Missing five-year-old found safe: A hiker found a 5-year-old boy who was missing in a Lincoln forest for about two hours Thursday night, according to police and fire officials. The boy was reported missing near a private school along Bedford Road around 4:30 p.m. just south of Route 2.
Cop did call man 'coward': Worcester police wrapped up an internal investigation late last week probing an incident where an officer approached a neighborhood group leader outside a WooSox game and called him a "coward."

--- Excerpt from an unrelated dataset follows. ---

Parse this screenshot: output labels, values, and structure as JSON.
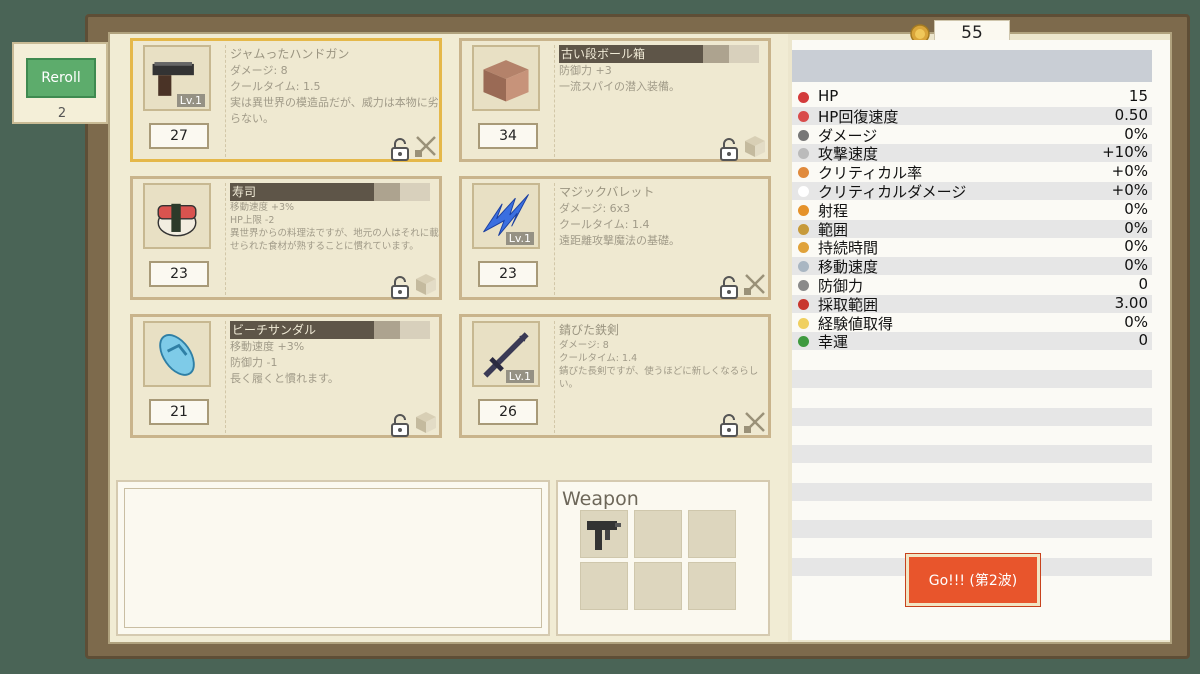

Auchincloss gets challenger: A Newton businesswoman will try to oust U.S. Rep. Jake Auchincloss in the 4th Congressional District in 2022. Emily Burns will run as a Republican, and has so far focused her campaign around COVID-19 rules.
Picture This: Park No. 62

In Case You Missed It
Positive coronavirus test rates rise again: The positive coronavirus test rate rose back above 2 percent Thursday, despite continued declines in other statewide virus metrics. The average daily case count remained below 1,000 and the hospitalization and death rates continued to fall, the Department of Public Health reported. At the town level, roughly half of communities reported falling positive test rates, according to town-by-town data released Thursday. Twenty Massachusetts communities didn't report a single positive test over the last two weeks, up four from the last report.
By The Numbers
9: The number of bat species found in Massachusetts. Between Saturday and Halloween, MassWildlife will celebrate "Bat Week" in Massachusetts as a way to raise awareness about the importance — and relative harmlessness — of the furry critters.